When you have full access to the Linux firewall facilities, it is usually easier to
put a "packet mark" on certain traffic arriving from internet, and then examine
that packet mark once you are past the tunnel decapsulation.
The trick of looking at the MAC address stopped working long ago, and it also
affected logging possibilities :-(
Before that, when a LOG action was done in a firewall rule matching tunneled traffic,
it would log the outer IP packet in the MAC address field and it was possible to
determine
which internet host had sent the tunneled packet (I had a script for that).
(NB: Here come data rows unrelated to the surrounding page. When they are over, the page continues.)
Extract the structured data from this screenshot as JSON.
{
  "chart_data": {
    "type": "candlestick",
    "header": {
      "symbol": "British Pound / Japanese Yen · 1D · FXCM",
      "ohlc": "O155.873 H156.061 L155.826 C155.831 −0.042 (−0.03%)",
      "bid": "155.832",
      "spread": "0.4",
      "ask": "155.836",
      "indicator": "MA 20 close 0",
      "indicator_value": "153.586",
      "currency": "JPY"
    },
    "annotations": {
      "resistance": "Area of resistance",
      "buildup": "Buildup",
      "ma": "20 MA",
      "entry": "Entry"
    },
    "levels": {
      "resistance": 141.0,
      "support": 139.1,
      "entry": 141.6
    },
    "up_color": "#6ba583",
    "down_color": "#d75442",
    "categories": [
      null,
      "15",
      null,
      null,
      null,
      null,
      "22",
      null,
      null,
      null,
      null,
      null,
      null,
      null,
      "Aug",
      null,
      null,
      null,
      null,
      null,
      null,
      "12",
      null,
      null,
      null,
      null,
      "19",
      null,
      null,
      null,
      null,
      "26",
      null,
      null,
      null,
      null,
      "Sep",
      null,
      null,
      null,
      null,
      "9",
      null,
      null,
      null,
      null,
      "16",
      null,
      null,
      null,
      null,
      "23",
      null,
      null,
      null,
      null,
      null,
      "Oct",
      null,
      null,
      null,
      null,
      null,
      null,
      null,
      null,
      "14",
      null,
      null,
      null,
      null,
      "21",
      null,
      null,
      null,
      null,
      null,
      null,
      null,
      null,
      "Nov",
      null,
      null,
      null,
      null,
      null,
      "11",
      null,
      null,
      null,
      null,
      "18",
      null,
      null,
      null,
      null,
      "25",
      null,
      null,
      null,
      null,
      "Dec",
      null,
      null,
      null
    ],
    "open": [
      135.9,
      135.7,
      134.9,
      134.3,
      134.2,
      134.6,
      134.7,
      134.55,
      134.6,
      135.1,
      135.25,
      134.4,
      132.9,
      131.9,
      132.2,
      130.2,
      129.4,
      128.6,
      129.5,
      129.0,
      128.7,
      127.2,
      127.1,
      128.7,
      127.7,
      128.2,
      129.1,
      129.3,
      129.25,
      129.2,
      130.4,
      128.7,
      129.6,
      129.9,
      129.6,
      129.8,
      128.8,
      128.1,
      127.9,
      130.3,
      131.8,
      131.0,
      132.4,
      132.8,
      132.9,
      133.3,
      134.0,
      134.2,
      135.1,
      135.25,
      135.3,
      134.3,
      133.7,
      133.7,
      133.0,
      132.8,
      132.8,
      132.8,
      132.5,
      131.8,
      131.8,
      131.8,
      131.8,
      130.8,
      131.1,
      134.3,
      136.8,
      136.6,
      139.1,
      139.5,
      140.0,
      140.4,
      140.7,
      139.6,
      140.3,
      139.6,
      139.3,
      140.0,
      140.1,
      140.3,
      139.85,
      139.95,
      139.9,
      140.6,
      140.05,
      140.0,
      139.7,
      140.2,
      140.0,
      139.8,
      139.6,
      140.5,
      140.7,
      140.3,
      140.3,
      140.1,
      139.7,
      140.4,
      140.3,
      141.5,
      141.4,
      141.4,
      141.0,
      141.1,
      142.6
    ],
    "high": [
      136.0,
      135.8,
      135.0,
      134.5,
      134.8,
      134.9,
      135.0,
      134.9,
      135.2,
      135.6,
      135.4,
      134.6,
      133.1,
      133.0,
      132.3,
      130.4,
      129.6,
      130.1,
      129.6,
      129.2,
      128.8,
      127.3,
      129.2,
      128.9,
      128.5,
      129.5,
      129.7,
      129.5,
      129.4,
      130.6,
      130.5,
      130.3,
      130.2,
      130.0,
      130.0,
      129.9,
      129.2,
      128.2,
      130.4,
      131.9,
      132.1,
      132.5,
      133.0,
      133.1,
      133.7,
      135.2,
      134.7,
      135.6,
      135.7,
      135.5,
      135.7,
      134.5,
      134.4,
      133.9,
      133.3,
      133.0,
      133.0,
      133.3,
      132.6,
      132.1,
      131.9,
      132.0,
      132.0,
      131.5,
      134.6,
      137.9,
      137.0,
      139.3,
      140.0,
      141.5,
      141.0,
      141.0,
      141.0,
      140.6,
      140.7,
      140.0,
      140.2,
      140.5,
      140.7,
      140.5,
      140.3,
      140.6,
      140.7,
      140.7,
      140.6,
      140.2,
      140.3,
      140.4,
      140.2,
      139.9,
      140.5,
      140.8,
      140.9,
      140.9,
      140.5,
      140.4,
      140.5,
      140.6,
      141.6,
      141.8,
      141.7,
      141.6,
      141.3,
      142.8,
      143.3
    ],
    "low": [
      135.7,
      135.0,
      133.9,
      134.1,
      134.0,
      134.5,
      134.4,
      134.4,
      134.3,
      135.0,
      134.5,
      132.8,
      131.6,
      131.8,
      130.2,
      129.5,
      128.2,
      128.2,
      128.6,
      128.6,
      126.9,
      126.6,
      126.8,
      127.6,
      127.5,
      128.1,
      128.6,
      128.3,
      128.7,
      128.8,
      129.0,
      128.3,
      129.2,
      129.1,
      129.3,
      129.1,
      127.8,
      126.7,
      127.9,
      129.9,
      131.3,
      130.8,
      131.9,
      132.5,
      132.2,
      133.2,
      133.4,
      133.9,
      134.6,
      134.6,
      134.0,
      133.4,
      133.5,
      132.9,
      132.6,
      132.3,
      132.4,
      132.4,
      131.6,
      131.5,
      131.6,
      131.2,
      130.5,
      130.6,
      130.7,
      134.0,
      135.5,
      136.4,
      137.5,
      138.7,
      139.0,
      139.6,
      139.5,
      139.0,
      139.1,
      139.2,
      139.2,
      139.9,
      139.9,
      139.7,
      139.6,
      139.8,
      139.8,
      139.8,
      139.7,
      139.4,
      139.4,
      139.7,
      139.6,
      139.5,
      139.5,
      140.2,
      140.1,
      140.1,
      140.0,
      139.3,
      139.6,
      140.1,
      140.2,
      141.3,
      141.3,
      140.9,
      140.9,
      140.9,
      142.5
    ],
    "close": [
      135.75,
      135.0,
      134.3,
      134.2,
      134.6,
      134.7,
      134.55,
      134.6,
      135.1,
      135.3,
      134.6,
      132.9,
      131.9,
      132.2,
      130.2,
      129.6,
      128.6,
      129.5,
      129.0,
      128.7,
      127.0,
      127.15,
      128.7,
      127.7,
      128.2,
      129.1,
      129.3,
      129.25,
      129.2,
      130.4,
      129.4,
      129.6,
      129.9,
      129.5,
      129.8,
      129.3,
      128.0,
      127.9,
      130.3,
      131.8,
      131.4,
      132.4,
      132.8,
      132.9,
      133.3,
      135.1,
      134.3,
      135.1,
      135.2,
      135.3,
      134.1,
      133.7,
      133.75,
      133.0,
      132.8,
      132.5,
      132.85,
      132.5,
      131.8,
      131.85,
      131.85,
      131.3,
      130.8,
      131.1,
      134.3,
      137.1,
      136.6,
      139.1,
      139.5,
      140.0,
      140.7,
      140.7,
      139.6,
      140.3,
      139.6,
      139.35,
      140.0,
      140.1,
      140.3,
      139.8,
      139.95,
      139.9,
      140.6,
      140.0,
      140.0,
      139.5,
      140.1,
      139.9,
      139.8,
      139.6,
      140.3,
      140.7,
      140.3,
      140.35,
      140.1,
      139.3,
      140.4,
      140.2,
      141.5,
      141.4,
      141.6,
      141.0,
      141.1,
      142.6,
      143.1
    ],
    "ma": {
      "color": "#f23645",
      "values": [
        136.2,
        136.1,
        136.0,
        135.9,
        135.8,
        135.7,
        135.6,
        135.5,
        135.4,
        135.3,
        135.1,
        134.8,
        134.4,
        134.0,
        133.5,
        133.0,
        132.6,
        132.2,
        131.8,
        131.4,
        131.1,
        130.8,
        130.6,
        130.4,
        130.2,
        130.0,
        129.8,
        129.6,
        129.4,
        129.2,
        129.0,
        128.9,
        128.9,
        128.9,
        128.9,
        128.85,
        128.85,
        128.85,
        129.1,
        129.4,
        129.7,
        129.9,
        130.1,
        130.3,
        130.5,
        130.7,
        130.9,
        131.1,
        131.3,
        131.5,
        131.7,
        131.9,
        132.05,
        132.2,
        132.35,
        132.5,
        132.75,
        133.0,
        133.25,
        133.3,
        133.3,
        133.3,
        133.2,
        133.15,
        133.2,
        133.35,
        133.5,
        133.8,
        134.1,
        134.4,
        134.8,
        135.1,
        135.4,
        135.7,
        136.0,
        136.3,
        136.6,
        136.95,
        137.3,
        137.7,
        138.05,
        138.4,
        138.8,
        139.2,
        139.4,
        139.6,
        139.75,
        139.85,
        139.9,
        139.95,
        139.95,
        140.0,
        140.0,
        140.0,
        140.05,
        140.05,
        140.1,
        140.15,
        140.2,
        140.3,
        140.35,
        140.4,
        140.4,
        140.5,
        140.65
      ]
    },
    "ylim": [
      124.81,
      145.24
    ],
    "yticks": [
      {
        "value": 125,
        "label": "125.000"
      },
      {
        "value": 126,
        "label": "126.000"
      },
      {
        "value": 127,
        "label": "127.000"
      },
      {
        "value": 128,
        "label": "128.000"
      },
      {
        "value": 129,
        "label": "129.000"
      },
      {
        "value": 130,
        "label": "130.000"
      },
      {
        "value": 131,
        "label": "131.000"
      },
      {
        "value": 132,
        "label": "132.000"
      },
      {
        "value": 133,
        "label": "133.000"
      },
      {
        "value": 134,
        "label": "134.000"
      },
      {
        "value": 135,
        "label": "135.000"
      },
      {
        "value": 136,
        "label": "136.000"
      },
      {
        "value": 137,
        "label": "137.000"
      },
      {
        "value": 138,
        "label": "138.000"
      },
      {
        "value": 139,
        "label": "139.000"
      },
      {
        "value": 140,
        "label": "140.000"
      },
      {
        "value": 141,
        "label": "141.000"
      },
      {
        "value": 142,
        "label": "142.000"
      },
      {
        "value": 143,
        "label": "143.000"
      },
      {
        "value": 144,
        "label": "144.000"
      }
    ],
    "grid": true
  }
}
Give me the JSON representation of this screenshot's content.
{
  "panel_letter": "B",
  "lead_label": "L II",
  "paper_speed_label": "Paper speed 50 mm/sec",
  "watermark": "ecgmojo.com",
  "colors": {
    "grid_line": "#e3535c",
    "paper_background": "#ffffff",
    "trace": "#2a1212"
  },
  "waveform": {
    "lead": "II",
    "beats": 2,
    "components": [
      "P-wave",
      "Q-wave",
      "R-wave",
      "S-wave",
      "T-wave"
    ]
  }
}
No more.
But now I use this:
# amprgw AMPRnet outgoing tunnel
AMPRGW="169.228.34.84"
# MARK codes for marking packets
M_AMPRGW="1/1" # tunneled packet from AMPRGW
iptables -t mangle -A PREROUTING -p 4 -s $AMPRGW -j MARK --set-mark $M_AMPRGW
this marks the incoming traffic from AMPRGW. then in the input filter:
iptables -A INPUT -i tunl0 -m mark --mark $M_AMPRGW -j amprinp
so I can redirect traffic from AMPRGW to a separate chain and allow RIP there.
To spoof this you would have to spoof the external address as well (possible, of course).
You can do the same thing in a MikroTik router (where there already are symbolic
names for packet marks so you do not have to keep a symboltable yourself).
Rob
On 1/26/22 21:54, lleachii--- via 44Net wrote:
Marius,
This would only apply:
* if there were a malicious node on AMPR sending as 44.0.0.1
* someone "accidentally" configured RIP to broadcast routes on their AMPR
interface (though there likely won't be AMPR-routes here and not 44.0.0.1; but this
could wipe our tables with a misconfigured SNAT rule lying around)
And yes indeed, I currently use the 2 rules - similar to what you mentioned, and you
know I'm ever grateful you made sure ampr-ripd works with it!
It will also ensure that a u32 rule works as ampr-ripd does not "pull the route
packets off the wire". ;-)
I had to upgrade my QTH router/AMPR gateway to OpenWrt 20.04.1 running on an x86_64 (I
just cross-compiled with the SDK to the musl-based C running on it), so I have some more
CPUs to work with for more firewall, logging, IDS/IPS, etc. now.